Personality forms during childhood, shaped through an interaction of:
- Your genes – Certain personality traits may be passed on to you by your parents through inherited genes. These traits are sometimes called your temperament.
- Your environment – This involves the surroundings you grew up in, events that occurred, and relationships with family members and others.
Personality disorders are thought to be caused by a combination of these genetic and environmental influences.
However, your genes may make you vulnerable to developing a personality disorder, and a life situation may trigger the actual development.
Although the precise cause is still unknown, certain factors seem to increase the risk of developing or triggering personality disorders, including:
- Family history of personality disorders or other mental illness
- Abusive, unstable or chaotic family life during childhood
- Being diagnosed with childhood conduct disorder
- Variations in brain chemistry and structure
Personality disorders can significantly disrupt the lives of both the affected person and those who care about that person. And it may cause problems with relationships, work, or school, and also it can lead to social isolation or alcohol or drug abuse.
How can I help someone with a personality disorder?
If someone close to you may have a personality disorder, there are a few things you can do to help them feel comfortable. This is important: People with personality disorders might be unaware of their condition or think they don’t need treatment.
If they’ve received a diagnosis with a personality disorder, here are a few tips to help them through the treatment process:
- Be patient. Sometimes people need to take a few steps back before they can move forward. And, try to allow space for them to do this. And also, avoid taking their behavior personally.
- Be practical. Offer practical support, such as scheduling therapy appointments and making sure they have a reliable way to get there.
- Be available. Let them know if you’d be open to joining them in a therapy session if it would help.

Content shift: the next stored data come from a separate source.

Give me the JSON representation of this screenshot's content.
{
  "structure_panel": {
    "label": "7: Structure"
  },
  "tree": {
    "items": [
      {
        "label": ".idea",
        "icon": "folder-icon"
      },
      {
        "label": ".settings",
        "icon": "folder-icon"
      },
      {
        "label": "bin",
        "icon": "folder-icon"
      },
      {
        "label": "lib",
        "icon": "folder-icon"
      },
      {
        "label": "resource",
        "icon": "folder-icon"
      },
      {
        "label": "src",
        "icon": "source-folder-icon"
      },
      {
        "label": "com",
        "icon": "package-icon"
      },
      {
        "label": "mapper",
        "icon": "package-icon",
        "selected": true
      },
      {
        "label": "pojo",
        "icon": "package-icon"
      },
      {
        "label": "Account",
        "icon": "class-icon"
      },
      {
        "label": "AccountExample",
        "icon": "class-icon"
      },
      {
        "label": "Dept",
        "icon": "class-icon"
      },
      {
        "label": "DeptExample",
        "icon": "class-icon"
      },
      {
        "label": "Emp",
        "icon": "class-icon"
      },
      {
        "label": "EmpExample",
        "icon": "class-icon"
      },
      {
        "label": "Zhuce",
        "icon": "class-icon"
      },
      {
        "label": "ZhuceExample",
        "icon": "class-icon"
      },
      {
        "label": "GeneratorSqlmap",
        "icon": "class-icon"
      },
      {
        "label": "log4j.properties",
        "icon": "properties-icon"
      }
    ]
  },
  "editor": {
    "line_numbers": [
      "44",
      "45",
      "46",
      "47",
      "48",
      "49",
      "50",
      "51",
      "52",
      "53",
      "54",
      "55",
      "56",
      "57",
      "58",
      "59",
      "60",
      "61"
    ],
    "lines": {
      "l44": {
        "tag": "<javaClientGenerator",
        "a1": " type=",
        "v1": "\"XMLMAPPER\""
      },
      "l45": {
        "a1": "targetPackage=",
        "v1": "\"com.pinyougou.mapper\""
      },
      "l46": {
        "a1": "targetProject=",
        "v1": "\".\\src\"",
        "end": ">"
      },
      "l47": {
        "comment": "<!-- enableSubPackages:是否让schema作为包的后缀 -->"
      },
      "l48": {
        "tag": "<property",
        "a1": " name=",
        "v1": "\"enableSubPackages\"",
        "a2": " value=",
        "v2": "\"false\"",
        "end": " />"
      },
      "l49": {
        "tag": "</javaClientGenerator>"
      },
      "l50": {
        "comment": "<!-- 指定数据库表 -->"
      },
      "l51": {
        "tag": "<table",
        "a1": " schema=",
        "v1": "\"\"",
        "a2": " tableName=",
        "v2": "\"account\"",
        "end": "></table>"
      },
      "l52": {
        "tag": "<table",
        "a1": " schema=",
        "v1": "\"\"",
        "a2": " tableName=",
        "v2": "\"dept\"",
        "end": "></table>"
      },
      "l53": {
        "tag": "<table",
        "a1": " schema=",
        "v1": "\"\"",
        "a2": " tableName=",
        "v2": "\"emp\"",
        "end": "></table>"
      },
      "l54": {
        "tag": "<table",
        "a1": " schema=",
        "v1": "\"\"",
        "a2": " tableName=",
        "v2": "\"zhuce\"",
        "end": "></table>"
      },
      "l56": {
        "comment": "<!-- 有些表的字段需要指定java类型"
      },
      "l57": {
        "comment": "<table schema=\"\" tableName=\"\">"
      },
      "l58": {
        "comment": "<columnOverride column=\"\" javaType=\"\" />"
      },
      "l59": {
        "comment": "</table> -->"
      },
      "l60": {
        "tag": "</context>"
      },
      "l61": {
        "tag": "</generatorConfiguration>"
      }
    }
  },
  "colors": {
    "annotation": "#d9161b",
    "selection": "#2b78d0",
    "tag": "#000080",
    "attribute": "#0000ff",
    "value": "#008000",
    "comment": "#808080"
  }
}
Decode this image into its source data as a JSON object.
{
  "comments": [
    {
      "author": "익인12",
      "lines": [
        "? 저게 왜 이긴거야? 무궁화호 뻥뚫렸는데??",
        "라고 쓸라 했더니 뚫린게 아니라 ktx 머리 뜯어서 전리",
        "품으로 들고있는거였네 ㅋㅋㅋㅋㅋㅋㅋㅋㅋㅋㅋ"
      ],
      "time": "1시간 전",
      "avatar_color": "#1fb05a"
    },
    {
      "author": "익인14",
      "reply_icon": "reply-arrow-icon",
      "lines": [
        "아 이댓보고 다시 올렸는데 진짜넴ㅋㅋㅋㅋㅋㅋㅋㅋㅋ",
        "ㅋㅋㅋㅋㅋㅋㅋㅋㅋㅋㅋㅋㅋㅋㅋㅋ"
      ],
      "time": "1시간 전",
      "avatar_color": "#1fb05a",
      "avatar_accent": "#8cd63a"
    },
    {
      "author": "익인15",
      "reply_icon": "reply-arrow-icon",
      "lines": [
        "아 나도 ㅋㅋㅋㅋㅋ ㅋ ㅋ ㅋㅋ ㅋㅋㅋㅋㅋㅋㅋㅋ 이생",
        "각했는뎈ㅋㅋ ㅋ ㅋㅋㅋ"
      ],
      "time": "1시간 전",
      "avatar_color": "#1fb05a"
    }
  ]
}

- Be vocal. In addition to that, tell them how much you appreciate their efforts to get better.
- Be mindful of your language. Use “I” statements instead of “you” statements. For example, rather than saying “You scared me when…,” try saying “I felt scared when you…”
- Be kind to yourself. Most importantly, make time to care for yourself and your needs. Because it’s hard to offer support when you’re burned out or stressed.